At the State Department, spokesman Sean McCormack said the administration hopes Iran will agree to suspend enrichment when Mr. Larijani meets with Mr. Solona, but he said “the United States will not be at the table for any negotiations absent a suspension as outlined by the IAEA and the Security Council.”
“That means there has to be a verifiable suspension, and suspension means suspension means suspension,” he said.
Asked about the deal for Iran to conduct a 90-day halt, Mr. McCormack said the answer would require having “clear and accurate insight” into Iranian decision-making, something the administration lacks.
“We’ll see. We can only judge them on what it is that they do,” he said.
“We certainly hope that the answer is: ‘Yes, we will suspend, we will verifiably suspend in order to get to negotiations.’ That’s what we want. … But we are fully prepared, along with the other members of the P5+1, to go down the track of sanctions, if that, in fact, is not the answer.”
The State Department is consulting with allies on imposing sanctions on Iran if Tehran fails to stop the enrichment, he said.
Mr. McCormack said it would be “very tricky” for international inspectors to conduct inspections in Iran in secret and that the press would likely discover the inspection.

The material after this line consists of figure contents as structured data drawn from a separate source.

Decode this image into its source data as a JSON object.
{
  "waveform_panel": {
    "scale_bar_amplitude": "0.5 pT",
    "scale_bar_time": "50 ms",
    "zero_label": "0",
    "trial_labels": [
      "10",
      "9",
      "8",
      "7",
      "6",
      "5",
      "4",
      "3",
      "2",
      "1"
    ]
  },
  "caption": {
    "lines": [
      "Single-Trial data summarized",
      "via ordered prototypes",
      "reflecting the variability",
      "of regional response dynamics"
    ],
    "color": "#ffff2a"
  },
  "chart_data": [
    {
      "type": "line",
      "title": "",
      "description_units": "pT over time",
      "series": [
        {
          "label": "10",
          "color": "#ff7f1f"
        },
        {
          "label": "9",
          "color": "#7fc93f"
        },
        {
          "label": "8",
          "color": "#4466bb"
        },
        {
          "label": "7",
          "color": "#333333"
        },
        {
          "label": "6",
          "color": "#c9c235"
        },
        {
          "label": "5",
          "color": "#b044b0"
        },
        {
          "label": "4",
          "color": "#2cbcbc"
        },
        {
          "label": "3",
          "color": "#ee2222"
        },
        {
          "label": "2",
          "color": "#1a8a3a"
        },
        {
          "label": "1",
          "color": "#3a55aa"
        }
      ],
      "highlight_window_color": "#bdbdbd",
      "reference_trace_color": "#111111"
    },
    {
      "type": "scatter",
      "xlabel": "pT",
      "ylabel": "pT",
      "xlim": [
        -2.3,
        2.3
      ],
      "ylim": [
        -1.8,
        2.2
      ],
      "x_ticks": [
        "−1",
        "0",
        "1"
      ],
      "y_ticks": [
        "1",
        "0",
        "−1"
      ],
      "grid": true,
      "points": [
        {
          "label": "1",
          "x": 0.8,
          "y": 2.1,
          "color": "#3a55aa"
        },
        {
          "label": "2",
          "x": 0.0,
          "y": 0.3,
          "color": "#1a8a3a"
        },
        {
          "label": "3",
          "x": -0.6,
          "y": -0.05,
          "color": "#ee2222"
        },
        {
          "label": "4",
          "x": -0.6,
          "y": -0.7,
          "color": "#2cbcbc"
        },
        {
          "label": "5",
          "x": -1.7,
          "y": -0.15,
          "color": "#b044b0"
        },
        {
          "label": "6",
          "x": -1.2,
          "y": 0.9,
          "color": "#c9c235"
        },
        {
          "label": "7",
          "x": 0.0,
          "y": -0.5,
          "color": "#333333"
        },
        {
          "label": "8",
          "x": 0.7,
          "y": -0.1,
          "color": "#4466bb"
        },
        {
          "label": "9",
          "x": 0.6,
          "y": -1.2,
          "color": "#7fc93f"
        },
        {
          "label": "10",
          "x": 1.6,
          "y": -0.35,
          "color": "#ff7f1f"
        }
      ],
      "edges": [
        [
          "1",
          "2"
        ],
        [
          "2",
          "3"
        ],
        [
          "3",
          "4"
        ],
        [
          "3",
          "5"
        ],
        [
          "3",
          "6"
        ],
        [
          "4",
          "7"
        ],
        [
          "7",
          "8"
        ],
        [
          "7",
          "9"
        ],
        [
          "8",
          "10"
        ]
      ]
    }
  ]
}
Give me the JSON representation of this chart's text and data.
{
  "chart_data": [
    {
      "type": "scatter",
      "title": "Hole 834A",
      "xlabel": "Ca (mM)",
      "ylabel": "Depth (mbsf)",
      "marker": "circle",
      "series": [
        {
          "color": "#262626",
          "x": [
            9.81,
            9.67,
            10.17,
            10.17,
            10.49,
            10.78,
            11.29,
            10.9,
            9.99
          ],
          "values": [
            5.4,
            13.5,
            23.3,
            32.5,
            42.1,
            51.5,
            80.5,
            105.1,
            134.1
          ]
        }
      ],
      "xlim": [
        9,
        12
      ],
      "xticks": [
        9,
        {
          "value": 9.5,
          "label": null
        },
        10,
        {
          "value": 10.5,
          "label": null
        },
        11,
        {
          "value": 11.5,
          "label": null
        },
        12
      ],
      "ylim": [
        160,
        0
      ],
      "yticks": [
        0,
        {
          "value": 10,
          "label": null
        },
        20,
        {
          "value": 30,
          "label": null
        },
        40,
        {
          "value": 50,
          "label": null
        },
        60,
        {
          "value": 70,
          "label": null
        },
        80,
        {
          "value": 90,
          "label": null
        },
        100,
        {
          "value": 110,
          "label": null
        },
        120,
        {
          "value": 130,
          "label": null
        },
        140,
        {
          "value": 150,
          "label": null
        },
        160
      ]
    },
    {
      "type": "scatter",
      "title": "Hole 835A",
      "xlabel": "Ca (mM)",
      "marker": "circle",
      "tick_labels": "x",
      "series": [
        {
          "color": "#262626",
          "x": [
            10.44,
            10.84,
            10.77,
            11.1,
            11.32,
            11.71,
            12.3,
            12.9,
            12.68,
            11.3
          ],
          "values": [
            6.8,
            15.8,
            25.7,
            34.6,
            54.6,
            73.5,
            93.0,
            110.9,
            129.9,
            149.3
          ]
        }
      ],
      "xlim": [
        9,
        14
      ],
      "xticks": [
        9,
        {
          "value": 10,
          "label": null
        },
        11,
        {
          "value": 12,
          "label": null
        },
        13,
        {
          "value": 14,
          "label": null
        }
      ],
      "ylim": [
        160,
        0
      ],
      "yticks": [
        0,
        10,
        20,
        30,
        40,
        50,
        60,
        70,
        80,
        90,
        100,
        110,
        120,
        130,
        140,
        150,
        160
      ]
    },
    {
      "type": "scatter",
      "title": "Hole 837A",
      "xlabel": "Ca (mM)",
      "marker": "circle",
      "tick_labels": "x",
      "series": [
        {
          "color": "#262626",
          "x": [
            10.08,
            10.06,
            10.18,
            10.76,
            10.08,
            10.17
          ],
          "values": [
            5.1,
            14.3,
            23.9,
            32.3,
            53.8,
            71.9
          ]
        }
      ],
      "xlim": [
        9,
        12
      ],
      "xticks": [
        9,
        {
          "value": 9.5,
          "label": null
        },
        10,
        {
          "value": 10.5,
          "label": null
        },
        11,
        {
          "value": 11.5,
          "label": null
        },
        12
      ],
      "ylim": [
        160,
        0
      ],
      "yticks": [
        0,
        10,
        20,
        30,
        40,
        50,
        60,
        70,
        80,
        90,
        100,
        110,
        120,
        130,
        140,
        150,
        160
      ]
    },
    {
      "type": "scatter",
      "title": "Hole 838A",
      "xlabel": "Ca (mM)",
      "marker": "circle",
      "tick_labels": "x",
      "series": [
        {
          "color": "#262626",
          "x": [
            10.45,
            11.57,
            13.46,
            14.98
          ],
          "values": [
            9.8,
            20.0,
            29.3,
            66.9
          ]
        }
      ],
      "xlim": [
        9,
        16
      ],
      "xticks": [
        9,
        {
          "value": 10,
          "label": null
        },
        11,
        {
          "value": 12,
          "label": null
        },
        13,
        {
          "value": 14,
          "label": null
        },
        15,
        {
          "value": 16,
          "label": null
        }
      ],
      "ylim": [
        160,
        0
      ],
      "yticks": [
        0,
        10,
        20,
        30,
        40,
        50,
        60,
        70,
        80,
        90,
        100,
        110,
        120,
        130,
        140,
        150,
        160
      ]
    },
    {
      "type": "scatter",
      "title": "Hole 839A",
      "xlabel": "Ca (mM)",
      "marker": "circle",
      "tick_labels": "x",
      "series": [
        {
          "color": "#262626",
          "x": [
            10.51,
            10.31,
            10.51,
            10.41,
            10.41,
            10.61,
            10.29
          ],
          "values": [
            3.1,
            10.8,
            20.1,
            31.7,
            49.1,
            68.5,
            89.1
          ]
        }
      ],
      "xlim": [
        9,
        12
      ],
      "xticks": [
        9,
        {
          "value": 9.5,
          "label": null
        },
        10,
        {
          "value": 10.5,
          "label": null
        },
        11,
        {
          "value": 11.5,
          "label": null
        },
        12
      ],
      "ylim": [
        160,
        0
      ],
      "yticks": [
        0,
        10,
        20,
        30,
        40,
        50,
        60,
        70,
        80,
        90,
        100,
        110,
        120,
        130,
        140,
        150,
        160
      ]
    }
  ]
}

Iran may want to call a suspension “something else,” but for the United States to rejoin talks, it would have to be a fully verifiable halt, he said. The Bush administration is convinced that Iran is deceiving the world about its intentions to develop uranium enrichment for electrical power generation and believes the effort is to develop nuclear weapons, specifically warheads for Iran’s medium-range missiles.
Betsy Pisik in New York and Stephen Dinan contributed to this article, which is based in part on wire service reports.